En las sombras: La guarida de los vampiros
Mientras tanto, en un lugar donde la luz del sol nunca llegaba, el Jefe de los Vampiros escuchaba el informe de su subordinado.
—Existe otra humana que domina los brebajes mágicos, Jefe. Se llama María González.
—Qué interesante... —murmuró el líder con una sonrisa depredadora—. No actuaremos todavía. Vigílenla. Quiero saber qué tan poderosas son sus pócimas antes de hacerle una visita.
Esa misma noche, dos figuras oscuras se apostaron frente a la casa de María, observando cada movimiento desde la espesura del bosque, esperando el momento exacto para informar a su señor.
La Mansión Pérez: Un nido de sospechas
A la mañana siguiente, Alejandra descargaba su furia contra los muebles de la sala. Salvador no había regresado y el silencio de su teléfono la estaba volviendo loca.
—Seguro está con alguna amante —escupió con veneno.
—Señora, el señor Salvador no es así —intervino Adela, la empleada, con voz suave.
—¡Cállate y vete a cuidar a mi hijo, que para eso te pago! —gritó Alejandra—. Si descubro que me engaña, me iré de aquí, pero no sin antes quitarle hasta el último centavo y deshacerme de este bebé que viene en camino. Esa será mi venganza.
El despertar del monstruo
En la habitación de huéspedes, Salvador abrió los ojos de golpe. Su garganta ardía como si hubiera tragado brasas.
—Por fin despierta —dijo María, observándolo desde la sombra.
—¿Dónde estoy? ¿Quién es usted? —preguntó él, desorientado.

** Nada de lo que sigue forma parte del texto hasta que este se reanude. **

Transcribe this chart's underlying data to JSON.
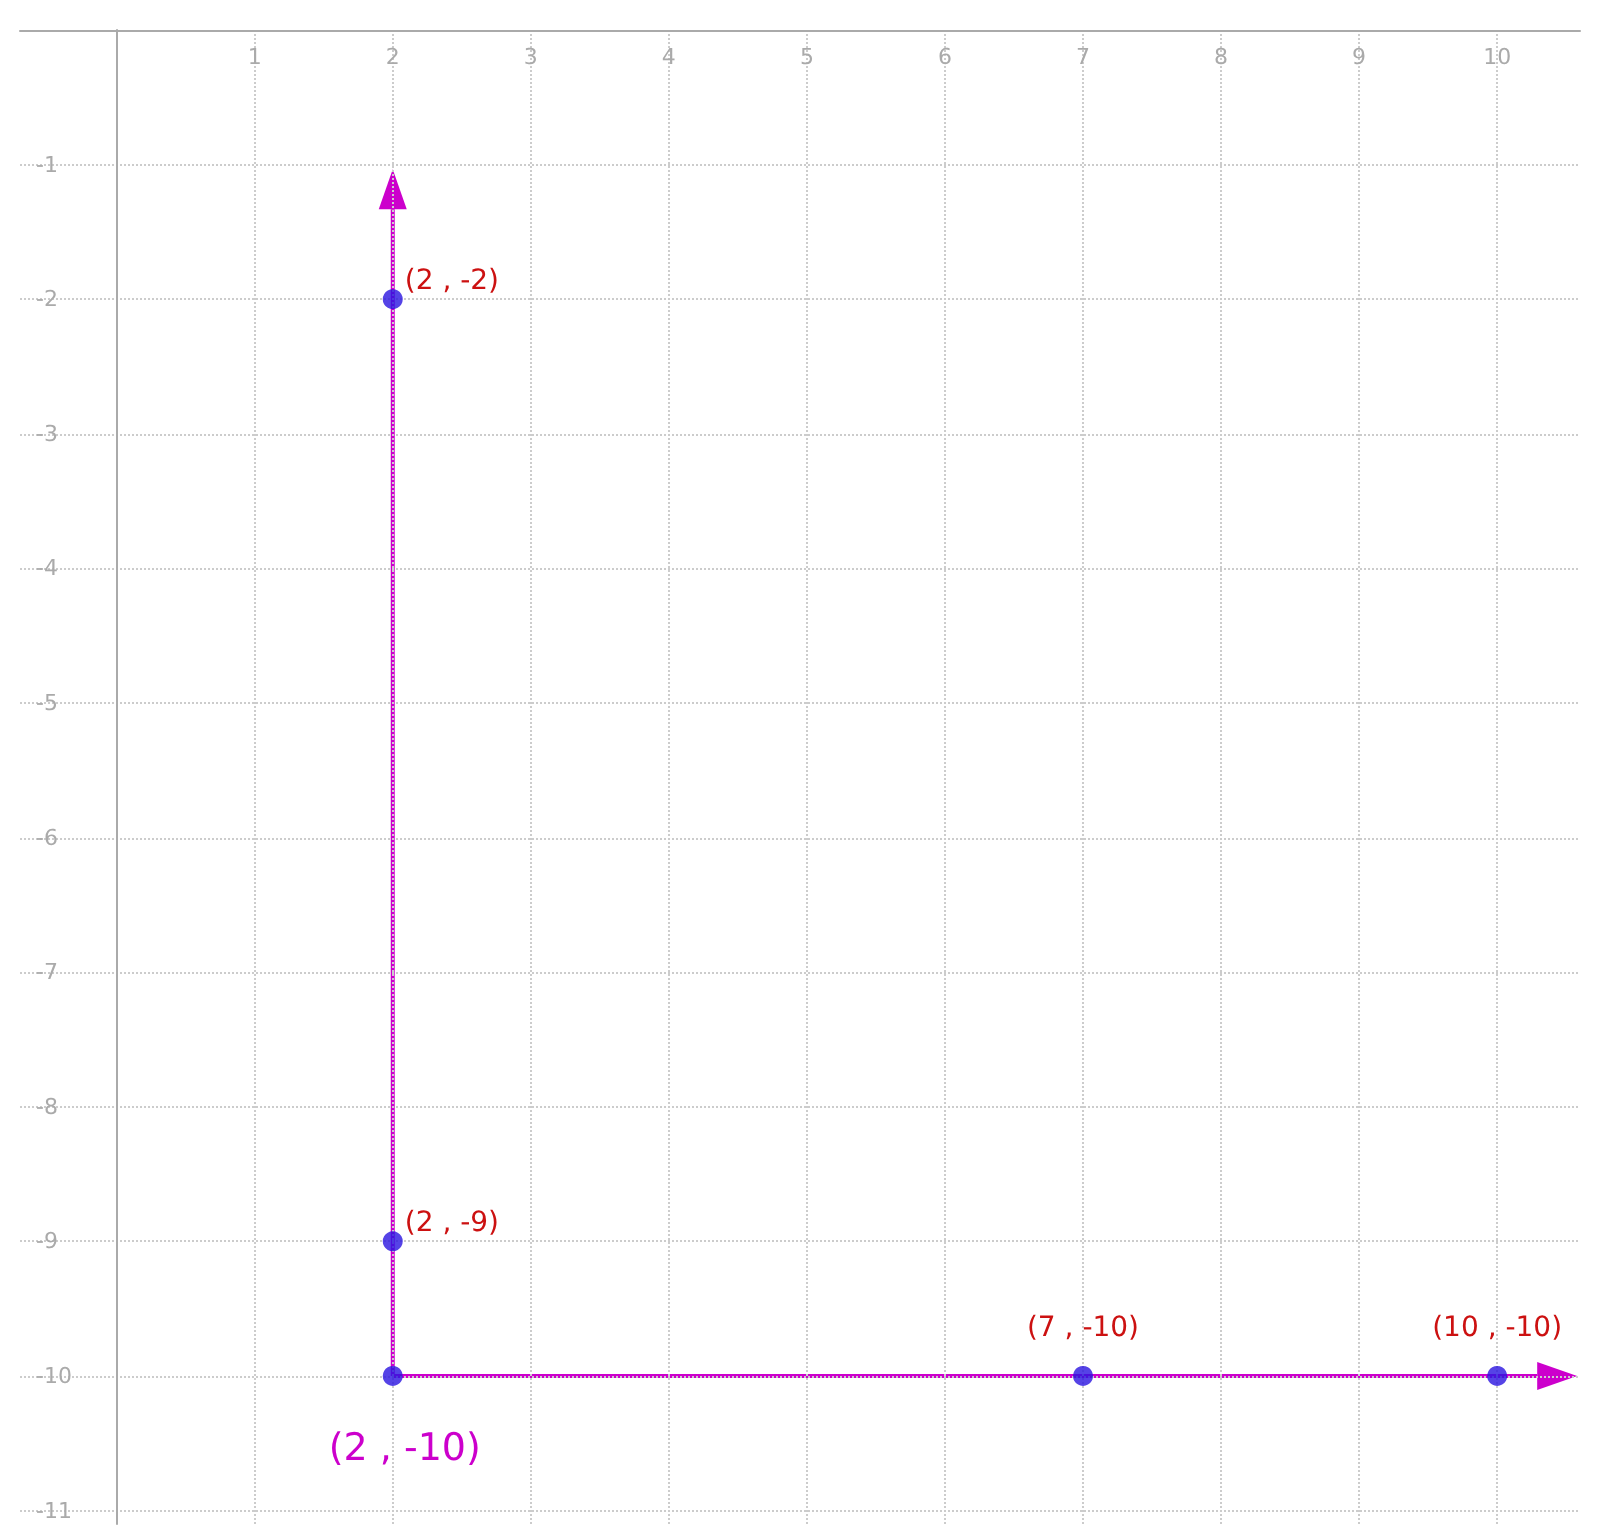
{
  "chart_data": {
    "type": "scatter",
    "xlim": [
      -0.7,
      10.6
    ],
    "ylim": [
      -11.1,
      0
    ],
    "xticks": [
      1,
      2,
      3,
      4,
      5,
      6,
      7,
      8,
      9,
      10
    ],
    "yticks": [
      -1,
      -2,
      -3,
      -4,
      -5,
      -6,
      -7,
      -8,
      -9,
      -10,
      -11
    ],
    "grid": true,
    "marker": "circle",
    "series": [
      {
        "color": "#2a14e0",
        "x": [
          2,
          2,
          2,
          7,
          10
        ],
        "values": [
          -2,
          -9,
          -10,
          -10,
          -10
        ]
      }
    ],
    "annotations": [
      {
        "text": "(2 , -2)",
        "x": 2,
        "y": -2
      },
      {
        "text": "(2 , -9)",
        "x": 2,
        "y": -9
      },
      {
        "text": "(7 , -10)",
        "x": 7,
        "y": -10
      },
      {
        "text": "(10 , -10)",
        "x": 10,
        "y": -10
      },
      {
        "text": "(2 , -10)",
        "x": 2,
        "y": -10
      }
    ]
  }
}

—Soy María. Mis hijas lo encontraron. Dígame, ¿qué recuerda?
Salvador relató el ataque de la joven en el bosque, pero se negó a creer la conclusión de María. "¿Un vampiro? Imposible", pensó. Sin embargo, María se acercó a la ventana y descorrió la cortina. Un rayo de sol rozó la mano de Salvador y un grito de agonía escapó de sus labios. Su piel empezó a humear y a arder como papel bajo un fósforo.
—¡Cierre eso! ¡Me quema! —rugió Salvador, retrocediendo hacia la oscuridad.
—¿Se convenció ya? —preguntó María con tristeza.
Al escucharlo pronunciar su nombre, "Salvador", la mente de María fue asaltada por una visión del futuro: su hija María Clara, embarazada y llorando, mientras este mismo hombre se alejaba de ella hacia la muerte. Es él, pensó María horrorizada, él es quien destruirá a mi hija.
La desobediencia
A pesar de las advertencias de su madre y el miedo de Soledad, María Clara no podía sacar al extraño de su cabeza. Aprovechando que la casa estaba en silencio durante la noche, se escabulló hacia la habitación prohibida.
—Hermana, no lo hagas, mamá se va a enterar —susurró Soledad, siguiéndola por el pasillo.
—No se dará cuenta, solo quiero verlo un momento —respondió María Clara, girando el pomo de la puerta.
La habitación estaba en penumbra total. María Clara dio un paso al frente, tratando de distinguir algo en la oscuridad. De repente, una fuerza sobrehumana la sujetó.
Antes de que pudiera gritar, fue estampada contra la pared. Unas manos frías como el mármol apretaron su cuello y dos ojos que brillaban con un hambre salvaje se clavaron en los suyos.
Salvador, dominado por sus nuevos instintos, la tenía a su merced.